Risqué Business? Humor in the Post-#MeToo Era 

#MeToo has undoubtedly triggered profound, positive effects for employees and organizations by increasing awareness of sexual harassment and empowering employees to speak up about it. However, it might have also created a backlash by making it more difficult for men and women to work with each other. Thus, we tested humor as a proactive, interpersonal intervention. In a series of experiments, results showed that a short, positive pun decreases intergroup anxiety for women, but increases it for men, when sexual harassment concerns are salient. Although this is the first study to our knowledge that reveals negative effects of positive humor for men, it seems that men's humor signals the very behaviors that trigger much of this post-#MeToo anxiety in the first place: flirtatious, promiscuous, and harassing behavior. See the paper here in Journal of Applied Psychology.

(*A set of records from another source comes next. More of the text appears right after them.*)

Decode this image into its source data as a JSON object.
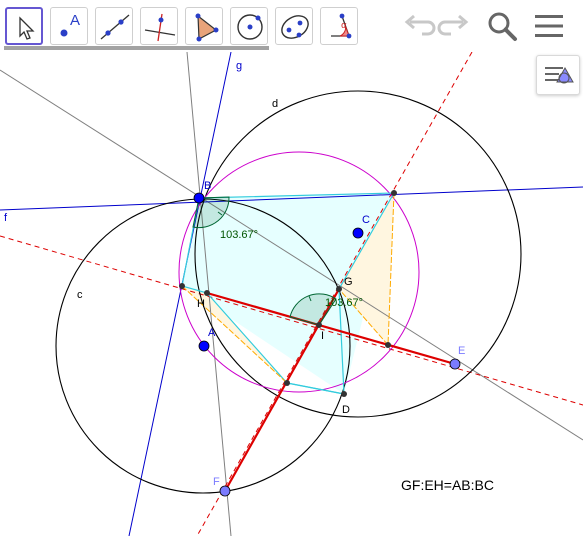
{
  "toolbar": {
    "tools": [
      {
        "name": "move-tool-button",
        "icon": "cursor-arrow-icon",
        "selected": true
      },
      {
        "name": "point-tool-button",
        "icon": "point-icon",
        "glyph": "A"
      },
      {
        "name": "line-tool-button",
        "icon": "line-through-points-icon"
      },
      {
        "name": "perpendicular-line-tool-button",
        "icon": "perpendicular-line-icon"
      },
      {
        "name": "polygon-tool-button",
        "icon": "polygon-icon"
      },
      {
        "name": "circle-tool-button",
        "icon": "circle-center-point-icon"
      },
      {
        "name": "conic-tool-button",
        "icon": "ellipse-icon"
      },
      {
        "name": "angle-tool-button",
        "icon": "angle-icon",
        "glyph": "α"
      }
    ],
    "undo": {
      "icon": "undo-icon",
      "enabled": false
    },
    "redo": {
      "icon": "redo-icon",
      "enabled": false
    },
    "search": {
      "icon": "search-icon"
    },
    "menu": {
      "icon": "hamburger-menu-icon"
    }
  },
  "style_bar": {
    "icon": "graphics-style-bar-icon"
  },
  "colors": {
    "accent": "#6557d2",
    "selection_bar": "#a3a3a3",
    "circle": "#000000",
    "circumcircle": "#cc00cc",
    "line_blue": "#0000cc",
    "line_gray": "#808080",
    "dashed_red": "#dd0000",
    "segment_red": "#dd0000",
    "polygon_fill": "#e6ffff",
    "polygon_edge": "#33ccdd",
    "triangle_fill": "#fff6e0",
    "triangle_edge": "#ffaa00",
    "angle_fill": "#006633",
    "angle_text": "#005500",
    "point_blue": "#0000ff",
    "point_lavender": "#7b7bff"
  },
  "labels": {
    "point_b": "B",
    "point_c": "C",
    "point_a": "A",
    "point_g": "G",
    "point_h": "H",
    "point_i": "I",
    "point_d": "D",
    "point_e": "E",
    "point_f": "F",
    "line_g": "g",
    "line_f": "f",
    "circle_d": "d",
    "circle_c": "c",
    "angle_at_b": "103.67°",
    "angle_at_i": "103.67°",
    "relation_text": "GF:EH=AB:BC"
  }
}
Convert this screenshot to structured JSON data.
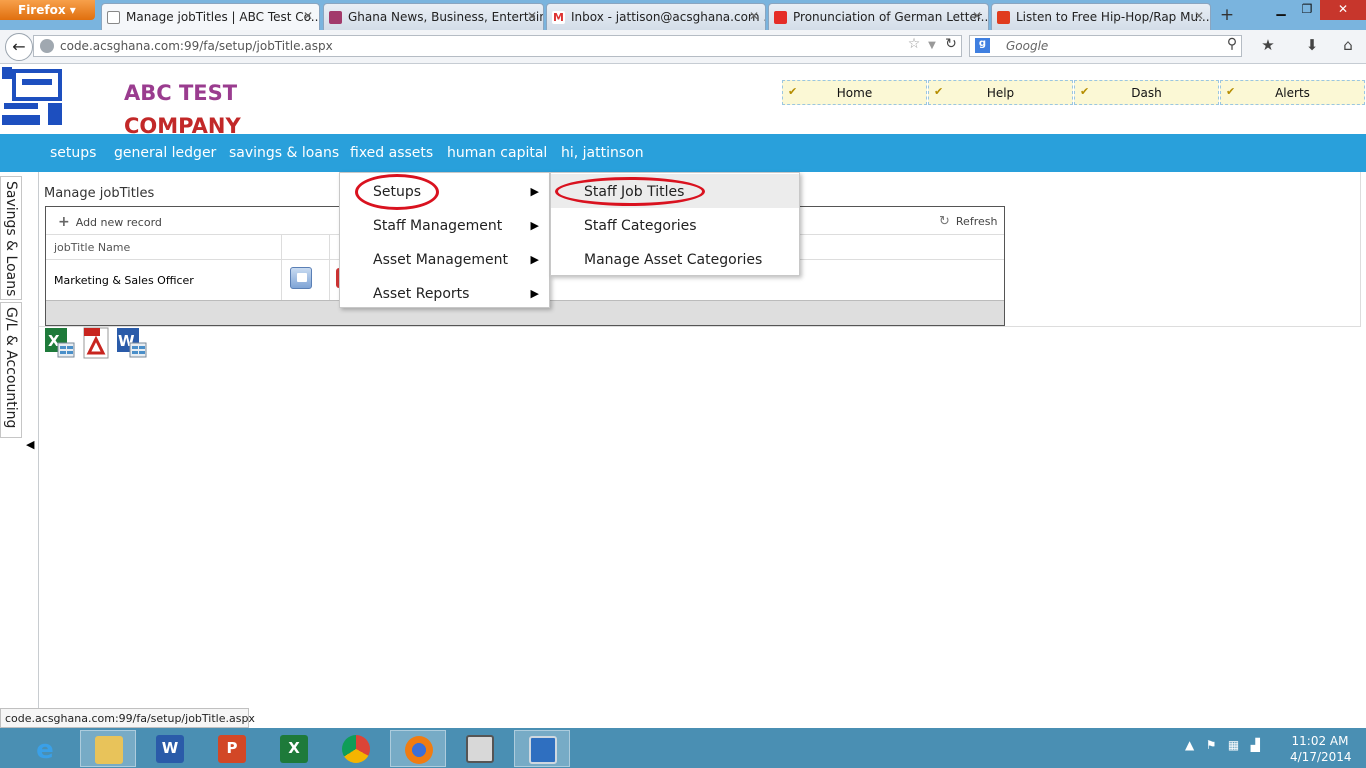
{
  "browser": {
    "menu_label": "Firefox",
    "tabs": [
      {
        "title": "Manage jobTitles | ABC Test Co..."
      },
      {
        "title": "Ghana News, Business, Entertain..."
      },
      {
        "title": "Inbox - jattison@acsghana.com ..."
      },
      {
        "title": "Pronunciation of German Letter..."
      },
      {
        "title": "Listen to Free Hip-Hop/Rap Mu..."
      }
    ],
    "new_tab": "+",
    "url": "code.acsghana.com:99/fa/setup/jobTitle.aspx",
    "search_placeholder": "Google",
    "status_url": "code.acsghana.com:99/fa/setup/jobTitle.aspx"
  },
  "header": {
    "company_line1": "ABC TEST",
    "company_line2": "COMPANY",
    "quicknav": [
      "Home",
      "Help",
      "Dash",
      "Alerts"
    ]
  },
  "mainmenu": [
    "setups",
    "general ledger",
    "savings & loans",
    "fixed assets",
    "human capital",
    "hi, jattinson"
  ],
  "sidebar": {
    "tab1": "Savings & Loans",
    "tab2": "G/L & Accounting"
  },
  "content": {
    "title": "Manage jobTitles",
    "add_record": "Add new record",
    "refresh": "Refresh",
    "column_header": "jobTitle Name",
    "rows": [
      {
        "name": "Marketing & Sales Officer"
      }
    ]
  },
  "dropdown_fixed_assets": [
    "Setups",
    "Staff Management",
    "Asset Management",
    "Asset Reports"
  ],
  "dropdown_setups": [
    "Staff Job Titles",
    "Staff Categories",
    "Manage Asset Categories"
  ],
  "taskbar": {
    "time": "11:02 AM",
    "date": "4/17/2014"
  },
  "colors": {
    "menu_bar": "#29a0db",
    "company_purple": "#9a3c8f",
    "company_red": "#c22828",
    "highlight_oval": "#d9121f"
  }
}
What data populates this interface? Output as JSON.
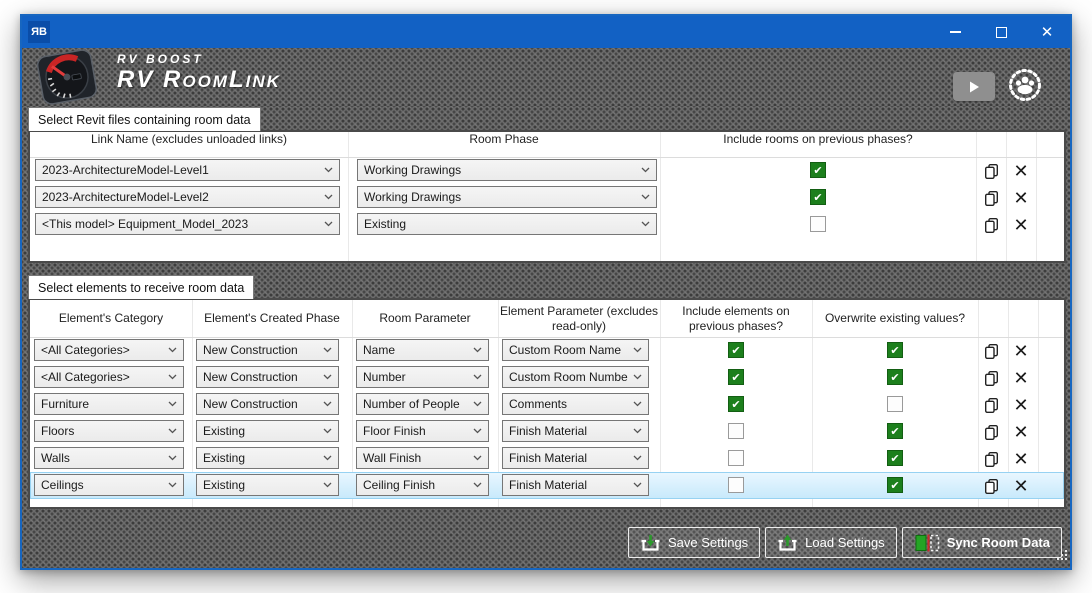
{
  "window": {
    "app_icon_text": "ЯB",
    "close_glyph": "✕",
    "brand_small": "RV BOOST",
    "brand_large": "RV RoomLink"
  },
  "colors": {
    "titlebar_blue": "#1261c4",
    "window_border_blue": "#1766c0",
    "checkbox_green": "#1c7f1c",
    "selection_blue": "#c7e9fb",
    "sync_icon_green": "#25a425",
    "sync_icon_red": "#cc2a2a"
  },
  "links_section": {
    "title": "Select Revit files containing room data",
    "columns": [
      "Link Name (excludes unloaded links)",
      "Room Phase",
      "Include rooms on previous phases?"
    ],
    "rows": [
      {
        "link_name": "2023-ArchitectureModel-Level1",
        "room_phase": "Working Drawings",
        "include_previous": true
      },
      {
        "link_name": "2023-ArchitectureModel-Level2",
        "room_phase": "Working Drawings",
        "include_previous": true
      },
      {
        "link_name": "<This model> Equipment_Model_2023",
        "room_phase": "Existing",
        "include_previous": false
      }
    ]
  },
  "elements_section": {
    "title": "Select elements to receive room data",
    "columns": [
      "Element's Category",
      "Element's Created Phase",
      "Room Parameter",
      "Element Parameter (excludes read-only)",
      "Include elements on previous phases?",
      "Overwrite existing values?"
    ],
    "rows": [
      {
        "category": "<All Categories>",
        "created_phase": "New Construction",
        "room_parameter": "Name",
        "element_parameter": "Custom Room Name",
        "include_previous": true,
        "overwrite": true,
        "selected": false
      },
      {
        "category": "<All Categories>",
        "created_phase": "New Construction",
        "room_parameter": "Number",
        "element_parameter": "Custom Room Numbe",
        "include_previous": true,
        "overwrite": true,
        "selected": false
      },
      {
        "category": "Furniture",
        "created_phase": "New Construction",
        "room_parameter": "Number of People",
        "element_parameter": "Comments",
        "include_previous": true,
        "overwrite": false,
        "selected": false
      },
      {
        "category": "Floors",
        "created_phase": "Existing",
        "room_parameter": "Floor Finish",
        "element_parameter": "Finish Material",
        "include_previous": false,
        "overwrite": true,
        "selected": false
      },
      {
        "category": "Walls",
        "created_phase": "Existing",
        "room_parameter": "Wall Finish",
        "element_parameter": "Finish Material",
        "include_previous": false,
        "overwrite": true,
        "selected": false
      },
      {
        "category": "Ceilings",
        "created_phase": "Existing",
        "room_parameter": "Ceiling Finish",
        "element_parameter": "Finish Material",
        "include_previous": false,
        "overwrite": true,
        "selected": true
      }
    ]
  },
  "footer": {
    "save_label": "Save Settings",
    "load_label": "Load Settings",
    "sync_label": "Sync Room Data"
  }
}
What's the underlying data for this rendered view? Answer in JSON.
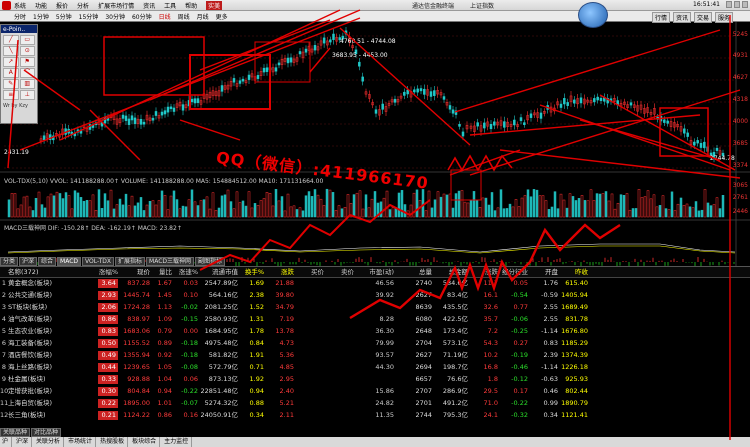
{
  "menubar": {
    "items": [
      "系统",
      "功能",
      "报价",
      "分析",
      "扩展市场行情",
      "资讯",
      "工具",
      "帮助"
    ],
    "highlight": "实美",
    "title": "通达信金融终端",
    "subtitle": "上证指数",
    "clock": "16:51:41"
  },
  "toolbar": {
    "items": [
      "分时",
      "1分钟",
      "5分钟",
      "15分钟",
      "30分钟",
      "60分钟",
      "日线",
      "周线",
      "月线",
      "更多"
    ],
    "active_index": 6,
    "right_buttons": [
      "行情",
      "资讯",
      "交易",
      "服务"
    ]
  },
  "palette": {
    "title": "e-Poin..",
    "tools": [
      "╱",
      "▭",
      "╲",
      "⊙",
      "↗",
      "⚑",
      "A",
      "⌒",
      "✎",
      "▥",
      "≡",
      "⊥"
    ],
    "footer": "Wr by Kzy"
  },
  "chart": {
    "y_labels": [
      "5245",
      "4931",
      "4627",
      "4318",
      "4000",
      "3685",
      "3374",
      "3065",
      "2761",
      "2446"
    ],
    "price_note_1": "3683.95 - 4453.00",
    "price_note_2": "4760.51 - 4744.08",
    "right_note": "2744.78",
    "left_note": "2431.19",
    "watermark": "QQ（微信）:411966170",
    "vol_bar": "VOL-TDX(5,10) VVOL: 141188288.00↑  VOLUME: 141188288.00  MA5: 154884512.00  MA10: 171131664.00",
    "macd_bar": "MACD三载神网 DIF: -150.28↑  DEA: -162.19↑  MACD: 23.82↑"
  },
  "tabs_top": [
    "分类",
    "沪深",
    "综合",
    "MACD",
    "VOL-TDX",
    "扩展指标",
    "MACD三载神网",
    "副图指标"
  ],
  "table": {
    "headers": [
      "",
      "名称(372)",
      "涨幅%",
      "现价",
      "量比",
      "涨速%",
      "流通市值",
      "换手%",
      "涨跌",
      "买价",
      "卖价",
      "市盈(动)",
      "总量",
      "总金额",
      "涨跌",
      "细分行业",
      "开盘",
      "昨收"
    ],
    "rows": [
      [
        "1",
        "黄金概念(板块)",
        "3.64",
        "837.28",
        "1.67",
        "0.03",
        "2547.89亿",
        "1.69",
        "21.88",
        "",
        "",
        "46.56",
        "2740",
        "584.6亿",
        "11.7",
        "0.05",
        "1.76",
        "615.40"
      ],
      [
        "2",
        "公共交通(板块)",
        "2.93",
        "1445.74",
        "1.45",
        "0.10",
        "564.16亿",
        "2.38",
        "39.80",
        "",
        "",
        "39.92",
        "2627",
        "83.4亿",
        "16.1",
        "-0.54",
        "-0.59",
        "1405.94"
      ],
      [
        "3",
        "ST板块(板块)",
        "2.06",
        "1724.28",
        "1.13",
        "-0.02",
        "2081.25亿",
        "1.52",
        "34.79",
        "",
        "",
        "",
        "8639",
        "435.5亿",
        "32.6",
        "0.77",
        "2.55",
        "1689.49"
      ],
      [
        "4",
        "油气改革(板块)",
        "0.86",
        "838.97",
        "1.09",
        "-0.15",
        "2580.93亿",
        "1.31",
        "7.19",
        "",
        "",
        "8.28",
        "6080",
        "422.5亿",
        "35.7",
        "-0.06",
        "2.55",
        "831.78"
      ],
      [
        "5",
        "生态农业(板块)",
        "0.83",
        "1683.06",
        "0.79",
        "0.00",
        "1684.95亿",
        "1.78",
        "13.78",
        "",
        "",
        "36.30",
        "2648",
        "173.4亿",
        "7.2",
        "-0.25",
        "-1.14",
        "1676.80"
      ],
      [
        "6",
        "海工装备(板块)",
        "0.50",
        "1155.52",
        "0.89",
        "-0.18",
        "4975.48亿",
        "0.84",
        "4.73",
        "",
        "",
        "79.99",
        "2704",
        "573.1亿",
        "54.3",
        "0.27",
        "0.83",
        "1185.29"
      ],
      [
        "7",
        "酒店餐饮(板块)",
        "0.49",
        "1355.94",
        "0.92",
        "-0.18",
        "581.82亿",
        "1.91",
        "5.36",
        "",
        "",
        "93.57",
        "2627",
        "71.19亿",
        "10.2",
        "-0.19",
        "2.39",
        "1374.39"
      ],
      [
        "8",
        "海上丝路(板块)",
        "0.44",
        "1239.65",
        "1.05",
        "-0.08",
        "572.79亿",
        "0.71",
        "4.85",
        "",
        "",
        "44.30",
        "2694",
        "198.7亿",
        "16.8",
        "-0.46",
        "-1.14",
        "1226.18"
      ],
      [
        "9",
        "杜金属(板块)",
        "0.33",
        "928.88",
        "1.04",
        "0.06",
        "873.13亿",
        "1.92",
        "2.95",
        "",
        "",
        "",
        "6657",
        "76.6亿",
        "1.8",
        "-0.12",
        "-0.63",
        "925.93"
      ],
      [
        "10",
        "定增获批(板块)",
        "0.30",
        "804.84",
        "0.94",
        "-0.22",
        "22851.48亿",
        "0.94",
        "2.40",
        "",
        "",
        "15.86",
        "2707",
        "286.9亿",
        "29.5",
        "0.17",
        "0.46",
        "802.44"
      ],
      [
        "11",
        "上海自贸(板块)",
        "0.22",
        "1895.00",
        "1.01",
        "-0.07",
        "5274.32亿",
        "0.88",
        "5.21",
        "",
        "",
        "24.82",
        "2701",
        "491.2亿",
        "71.0",
        "-0.22",
        "0.99",
        "1890.79"
      ],
      [
        "12",
        "长三角(板块)",
        "0.21",
        "1124.22",
        "0.86",
        "0.16",
        "24050.91亿",
        "0.34",
        "2.11",
        "",
        "",
        "11.35",
        "2744",
        "795.3亿",
        "24.1",
        "-0.32",
        "0.34",
        "1121.41"
      ]
    ]
  },
  "tabs_bottom": [
    "关联品种",
    "对比品种"
  ],
  "status": [
    "沪",
    "沪深",
    "关联分析",
    "市场统计",
    "热搜股板",
    "板块综合",
    "主力监控"
  ],
  "colors": {
    "up": "#ff3b3b",
    "down": "#2be02b",
    "accent": "#e00000"
  }
}
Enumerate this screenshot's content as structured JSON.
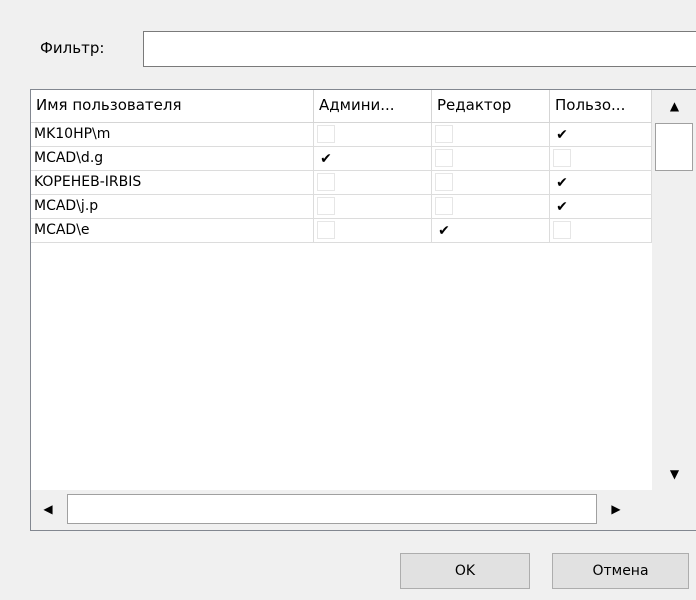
{
  "filter": {
    "label": "Фильтр:",
    "value": "",
    "placeholder": ""
  },
  "columns": [
    "Имя пользователя",
    "Админи...",
    "Редактор",
    "Пользо..."
  ],
  "rows": [
    {
      "name": "MK10HP\\m",
      "admin": false,
      "editor": false,
      "user": true
    },
    {
      "name": "MCAD\\d.g",
      "admin": true,
      "editor": false,
      "user": false
    },
    {
      "name": "KOPEHEB-IRBIS",
      "admin": false,
      "editor": false,
      "user": true
    },
    {
      "name": "MCAD\\j.p",
      "admin": false,
      "editor": false,
      "user": true
    },
    {
      "name": "MCAD\\e",
      "admin": false,
      "editor": true,
      "user": false
    }
  ],
  "icons": {
    "check": "✔",
    "scroll_up": "▲",
    "scroll_down": "▼",
    "scroll_left": "◀",
    "scroll_right": "▶"
  },
  "buttons": {
    "ok": "OK",
    "cancel": "Отмена"
  }
}
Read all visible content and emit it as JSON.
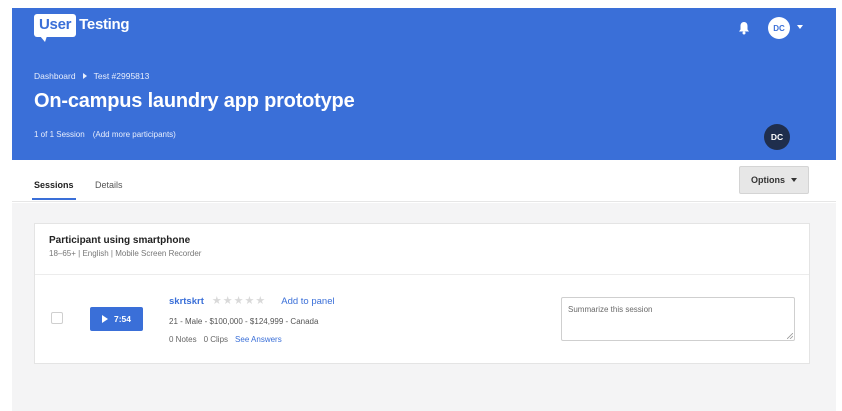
{
  "header": {
    "logo_primary": "User",
    "logo_secondary": "Testing",
    "user_initials": "DC",
    "breadcrumb": [
      "Dashboard",
      "Test #2995813"
    ],
    "title": "On-campus laundry app prototype",
    "session_count": "1 of 1 Session",
    "add_participants": "(Add more participants)",
    "owner_initials": "DC",
    "icons": [
      "bell-icon",
      "caret-down-icon"
    ]
  },
  "tabs": [
    {
      "label": "Sessions",
      "active": true
    },
    {
      "label": "Details",
      "active": false
    }
  ],
  "options": {
    "label": "Options"
  },
  "card": {
    "title": "Participant using smartphone",
    "subtitle": "18–65+ | English | Mobile Screen Recorder",
    "row": {
      "play_label": "7:54",
      "participant": "skrtskrt",
      "rating": 0,
      "rating_max": 5,
      "add_to_panel": "Add to panel",
      "demographics": "21 - Male - $100,000 - $124,999 - Canada",
      "notes": "0 Notes",
      "clips": "0 Clips",
      "see_answers": "See Answers",
      "summary_placeholder": "Summarize this session"
    }
  },
  "colors": {
    "brand_blue": "#3a6fd8",
    "avatar_dark": "#1f2e4d",
    "page_bg": "#f4f4f5"
  }
}
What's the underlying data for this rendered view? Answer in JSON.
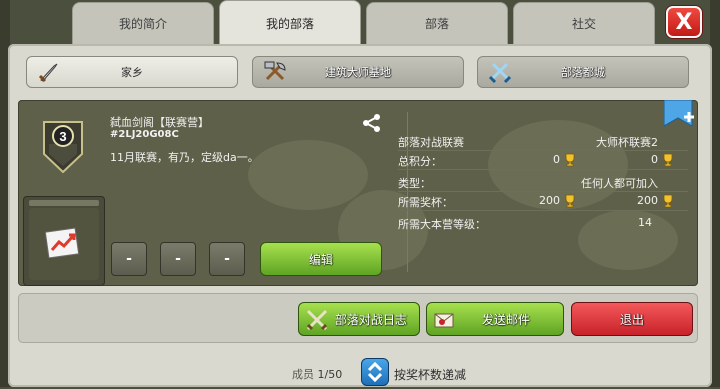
{
  "tabs": [
    {
      "label": "我的简介",
      "active": false
    },
    {
      "label": "我的部落",
      "active": true
    },
    {
      "label": "部落",
      "active": false
    },
    {
      "label": "社交",
      "active": false
    }
  ],
  "close_button": {
    "label": "X"
  },
  "subtabs": [
    {
      "label": "家乡",
      "icon": "sword-icon",
      "active": true
    },
    {
      "label": "建筑大师基地",
      "icon": "hammer-axe-icon",
      "active": false
    },
    {
      "label": "部落都城",
      "icon": "crossed-swords-icon",
      "active": false
    }
  ],
  "clan": {
    "level": "3",
    "name": "弑血剑阁【联赛营】",
    "tag": "#2LJ20G08C",
    "description": "11月联赛，有乃，定级da一。"
  },
  "stats": {
    "league_label": "部落对战联赛",
    "league_value": "大师杯联赛2",
    "total_points_label": "总积分：",
    "total_points_home": "0",
    "total_points_builder": "0",
    "type_label": "类型：",
    "type_value": "任何人都可加入",
    "required_trophies_label": "所需奖杯：",
    "required_trophies_home": "200",
    "required_trophies_builder": "200",
    "required_th_label": "所需大本营等级：",
    "required_th_value": "14"
  },
  "dash_buttons": [
    "-",
    "-",
    "-"
  ],
  "edit_button": {
    "label": "编辑"
  },
  "actions": {
    "war_log": "部落对战日志",
    "send_mail": "发送邮件",
    "leave": "退出"
  },
  "members": {
    "label": "成员",
    "count": "1/50"
  },
  "sort": {
    "label": "按奖杯数递减"
  },
  "colors": {
    "primary_green": "#5fa424",
    "danger_red": "#c8232a",
    "panel_bg": "#d9d9d0",
    "info_bg": "#5f6049",
    "trophy_gold": "#f2c12e"
  }
}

Your Pain is My Gain? Schadenfreude and Workplace Mistreatment

Although we tend to assume that after witnessing workplace mistreatment, observers feel angry towards perpetrators and sadness or empathy with the victims. However, one employee’s pain can also facilitate another employee’s gain. In this theoretical paper, we outline the conditions under which a colleague’s social mistreatment at work can facilitate a person’s professional goals, triggering schadenfreude (i.e., pleasure in another’s pain), and potentially propagating more workplace mistreatment. See here for the published paper in Academy of Management Review.

What Works to Reduce Algorithm Anxiety at Work?

In an applied piece, we explore what algorithm anxiety is as well as some ways to reduce it. Article (in German) here funded by the University of Zurich Digital Society Initiative.